RR: I think what we have in Sri Lanka is a weak coalition government that’s trying to manage a severely war-torn country, with several factions competing for power including the Rajapaksa faction (Mahinda Rajapaksa is the former hard-line President), and it’s fair to say that any country that has suffered decades of conflict is inherently unstable. It’s clear that in Sri Lanka the military fears that it will be condemned by a hybrid court, because they know they have been accused of most of the mass crimes, and so the coalition government fears a backlash from the military and intelligence services, who still wield a huge amount of power.
JusticeInfo: So has the government made any progress on transitional justice?

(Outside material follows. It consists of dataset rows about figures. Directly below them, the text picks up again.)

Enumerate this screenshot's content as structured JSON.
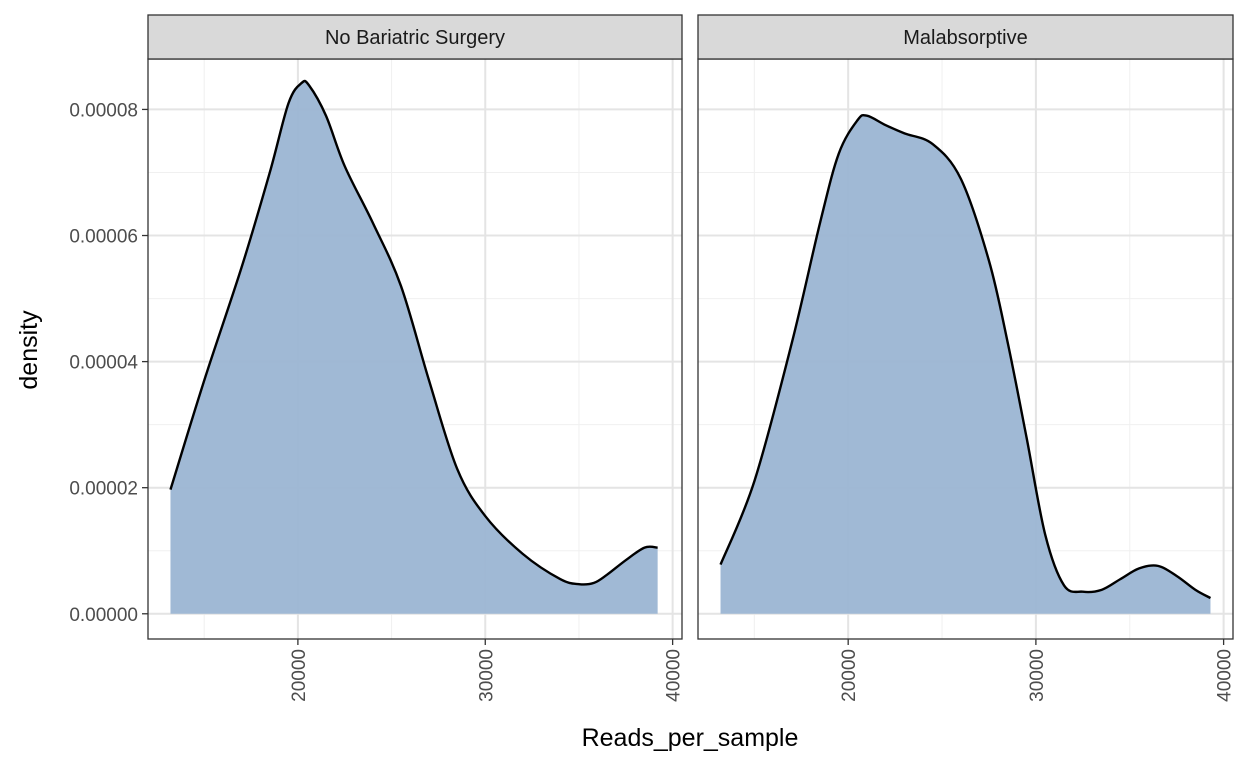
{
  "chart_data": {
    "type": "area",
    "xlabel": "Reads_per_sample",
    "ylabel": "density",
    "xlim": [
      12000,
      40500
    ],
    "ylim": [
      -4e-06,
      8.8e-05
    ],
    "x_ticks": [
      20000,
      30000,
      40000
    ],
    "x_tick_labels": [
      "20000",
      "30000",
      "40000"
    ],
    "y_ticks": [
      0,
      2e-05,
      4e-05,
      6e-05,
      8e-05
    ],
    "y_tick_labels": [
      "0.00000",
      "0.00002",
      "0.00004",
      "0.00006",
      "0.00008"
    ],
    "grid": true,
    "fill_color": "#9bb5d3",
    "line_color": "#000000",
    "strip_color": "#d9d9d9",
    "panels": [
      {
        "title": "No Bariatric Surgery",
        "x": [
          13200,
          15000,
          17000,
          18500,
          19500,
          20200,
          20600,
          21500,
          22500,
          24000,
          25500,
          27000,
          28500,
          30000,
          32000,
          34000,
          35000,
          35800,
          36500,
          37500,
          38500,
          39200
        ],
        "y": [
          1.97e-05,
          3.7e-05,
          5.5e-05,
          7e-05,
          8.1e-05,
          8.42e-05,
          8.38e-05,
          7.9e-05,
          7.1e-05,
          6.2e-05,
          5.2e-05,
          3.7e-05,
          2.3e-05,
          1.55e-05,
          9.5e-06,
          5.5e-06,
          4.7e-06,
          4.9e-06,
          6.2e-06,
          8.5e-06,
          1.05e-05,
          1.05e-05
        ]
      },
      {
        "title": "Malabsorptive",
        "x": [
          13200,
          15000,
          17000,
          18500,
          19500,
          20500,
          21000,
          22000,
          23000,
          24500,
          26000,
          27500,
          28500,
          29500,
          30500,
          31500,
          32500,
          33500,
          34500,
          35500,
          36500,
          37500,
          38500,
          39300
        ],
        "y": [
          7.8e-06,
          2.1e-05,
          4.3e-05,
          6.2e-05,
          7.3e-05,
          7.83e-05,
          7.9e-05,
          7.75e-05,
          7.62e-05,
          7.45e-05,
          6.9e-05,
          5.6e-05,
          4.3e-05,
          2.8e-05,
          1.25e-05,
          4.5e-06,
          3.5e-06,
          3.8e-06,
          5.5e-06,
          7.2e-06,
          7.6e-06,
          6e-06,
          3.8e-06,
          2.5e-06
        ]
      }
    ]
  }
}
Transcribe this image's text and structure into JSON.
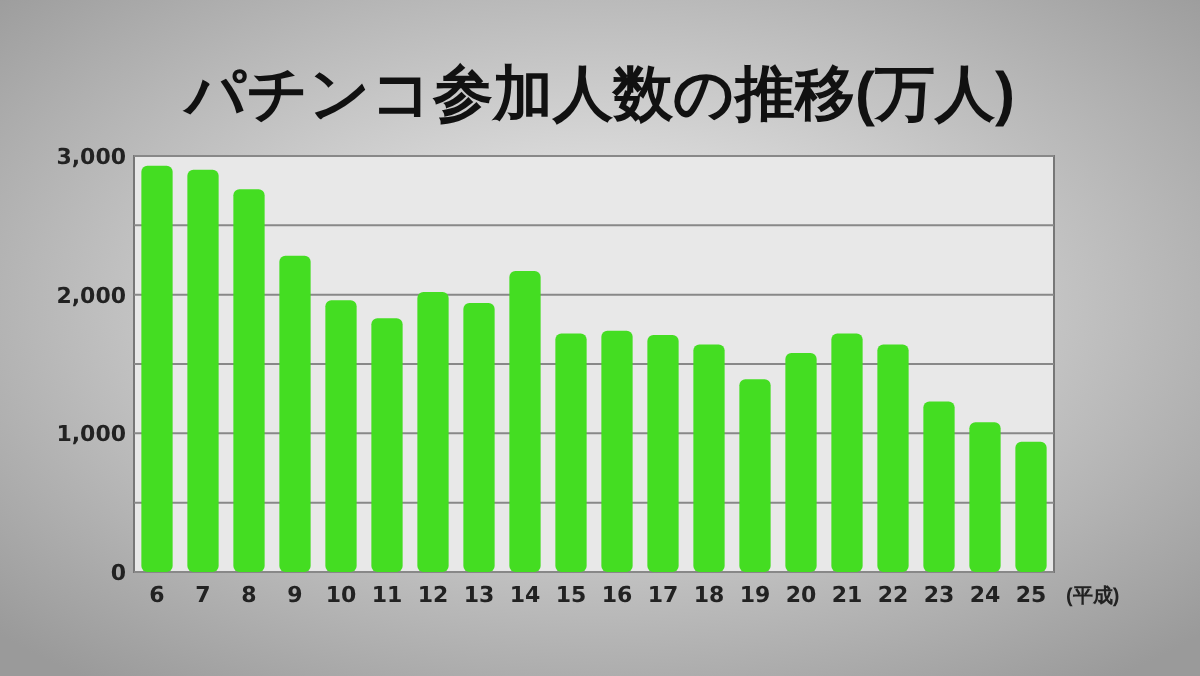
{
  "chart_data": {
    "type": "bar",
    "title": "パチンコ参加人数の推移(万人)",
    "xlabel": "(平成)",
    "categories": [
      "6",
      "7",
      "8",
      "9",
      "10",
      "11",
      "12",
      "13",
      "14",
      "15",
      "16",
      "17",
      "18",
      "19",
      "20",
      "21",
      "22",
      "23",
      "24",
      "25"
    ],
    "values": [
      2930,
      2900,
      2760,
      2280,
      1960,
      1830,
      2020,
      1940,
      2170,
      1720,
      1740,
      1710,
      1640,
      1390,
      1580,
      1720,
      1640,
      1230,
      1080,
      940
    ],
    "color": "#44dd22",
    "ylim": [
      0,
      3000
    ],
    "yticks": [
      0,
      {
        "value": 500,
        "label": null
      },
      {
        "value": 1000,
        "label": "1,000"
      },
      {
        "value": 1500,
        "label": null
      },
      {
        "value": 2000,
        "label": "2,000"
      },
      {
        "value": 2500,
        "label": null
      },
      {
        "value": 3000,
        "label": "3,000"
      }
    ],
    "grid": "y"
  }
}
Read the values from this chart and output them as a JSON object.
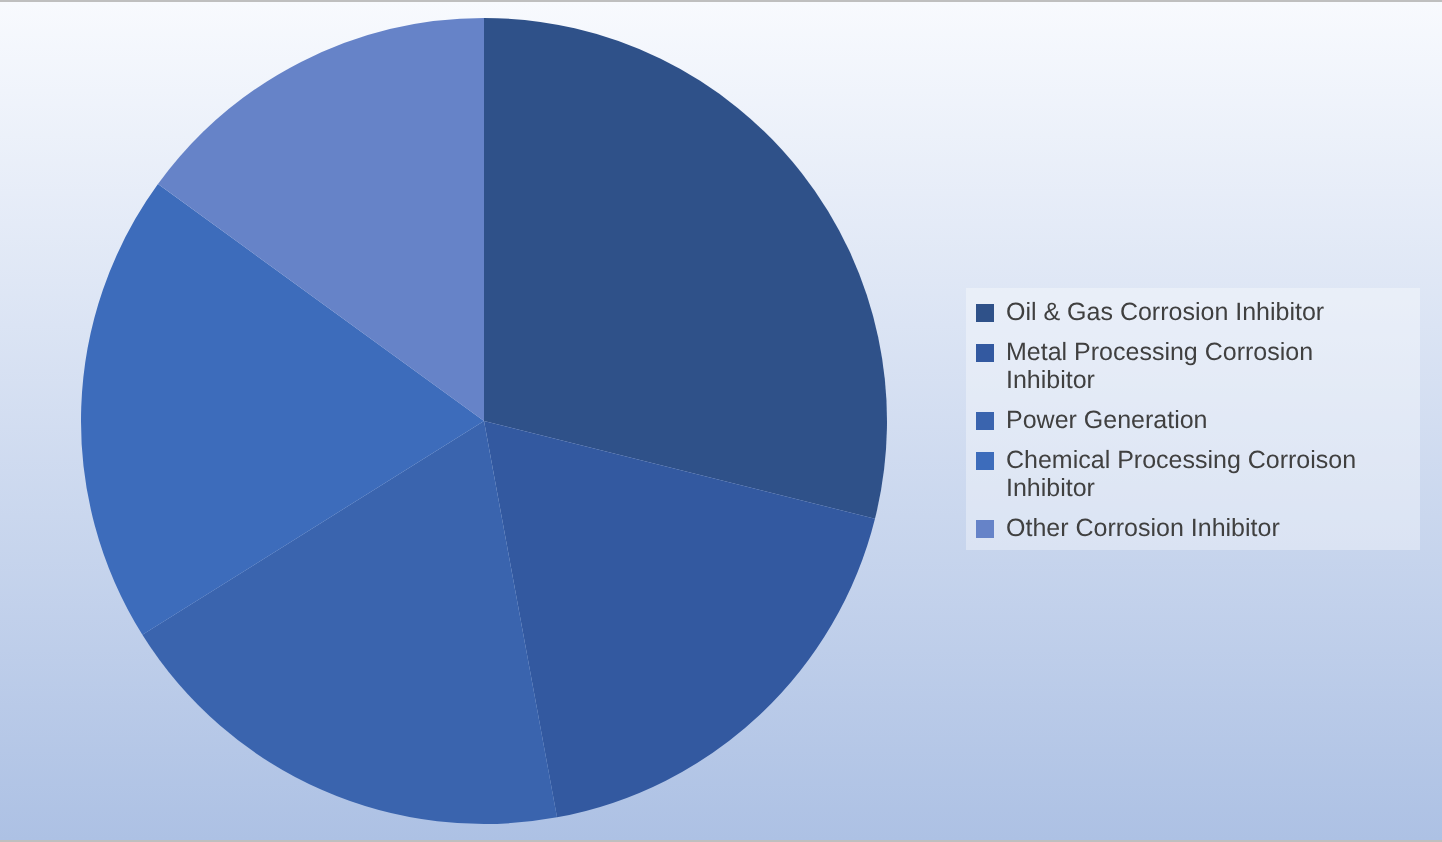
{
  "chart_data": {
    "type": "pie",
    "categories": [
      "Oil & Gas Corrosion Inhibitor",
      "Metal Processing Corrosion Inhibitor",
      "Power Generation",
      "Chemical Processing Corroison Inhibitor",
      "Other Corrosion Inhibitor"
    ],
    "values": [
      28.9,
      18.2,
      19.0,
      18.9,
      15.0
    ],
    "colors": [
      "#2f5189",
      "#3359a0",
      "#3a64ae",
      "#3d6cbb",
      "#6683c8"
    ],
    "legend": "right"
  }
}
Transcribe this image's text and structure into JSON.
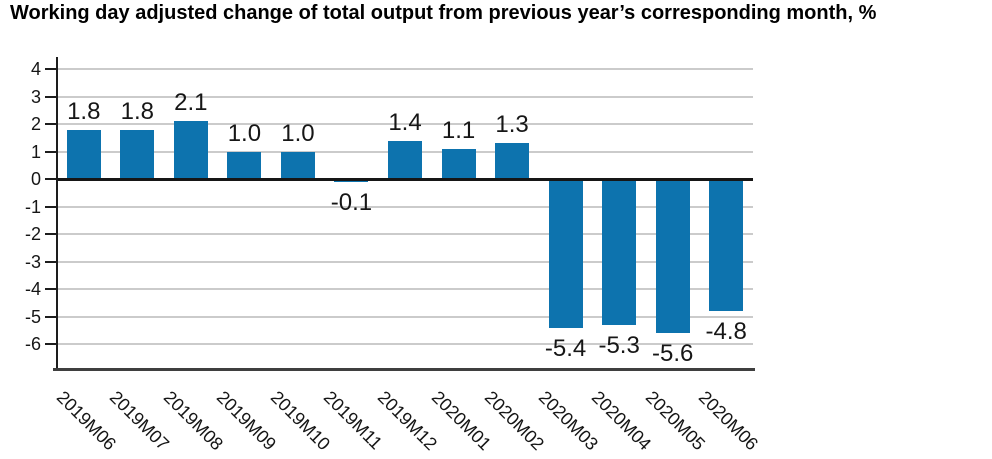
{
  "title": "Working day adjusted change of total output from previous year’s corresponding month, %",
  "chart_data": {
    "type": "bar",
    "title": "Working day adjusted change of total output from previous year’s corresponding month, %",
    "categories": [
      "2019M06",
      "2019M07",
      "2019M08",
      "2019M09",
      "2019M10",
      "2019M11",
      "2019M12",
      "2020M01",
      "2020M02",
      "2020M03",
      "2020M04",
      "2020M05",
      "2020M06"
    ],
    "values": [
      1.8,
      1.8,
      2.1,
      1.0,
      1.0,
      -0.1,
      1.4,
      1.1,
      1.3,
      -5.4,
      -5.3,
      -5.6,
      -4.8
    ],
    "value_labels": [
      "1.8",
      "1.8",
      "2.1",
      "1.0",
      "1.0",
      "-0.1",
      "1.4",
      "1.1",
      "1.3",
      "-5.4",
      "-5.3",
      "-5.6",
      "-4.8"
    ],
    "xlabel": "",
    "ylabel": "",
    "yticks": [
      4,
      3,
      2,
      1,
      0,
      -1,
      -2,
      -3,
      -4,
      -5,
      -6
    ],
    "ylim": [
      -7,
      4.4
    ],
    "grid": true,
    "legend": "none",
    "bar_color": "#0d73ae",
    "grid_color": "#cbcbcb",
    "axis_color": "#1d1d1d",
    "text_color": "#161616"
  }
}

RR: Yes. My sense, and I think many people’s sense, is that there are some people in the Sri Lankan government who really want this transitional justice process to work. And we’ve seen land that’s been returned from the clutches of the military who stole it, we’ve seen an Office for Missing Persons that has been set up. It’s fair to say that it has made more progress than any former Sri Lankan government, which is something to be happy about. But we are starting from a very low level. And although it’s good that the current government has shown an intention and some real will to consult civil society, the problem is that it then goes and takes major decisions without taking into account their views. So I think it’s a case of one step forward, half a step back and then trip over. And that’s not really going to bring satisfaction to the victims.
JusticeInfo: What about a Truth and Reconciliation Commission (TRC) ? Would you support that?
RR: The problem of partiality and bias that applies to any criminal justice process would apply equally to a TRC. But having said that, if the Sri Lankan government set up a TRC with both credible national actors and international jurists sitting side by side, then that type of process could make a great contribution to the overall transitional justice process, if used in combination with a criminal court.
JusticeInfo: So what do you think should be the government’s priorities now, in terms of transitional justice?
RR: As well as the consultation process, I think the Sri Lankan government simply has to figure out a way to resist domestic pressure from the military or security service and plan for a hybrid court, one that will have international participation and will therefore be credible. If it’s too difficult to do that in Sri Lanka itself, then they should consider situating the court in a third country, and why not? Because if the ultimate prize is long-term stability, then the government should swallow its nationalistic pride and move the court somewhere else, somewhere safer where it can function free from interference. And if that’s too hard to swallow, it should refer the issue to the International Criminal Court in The Hague. Another priority that is parallel with all those issues is a credible and trusted witness protection system, and preparations for that need to start now, with international experts helping. That’s absolutely crucial for any process, whether it’s a domestic court, hybrid court, the International Criminal Court or a Truth and Reconciliation Commission. People that testify and give evidence need to know that they won’t be subject to retribution for doing so.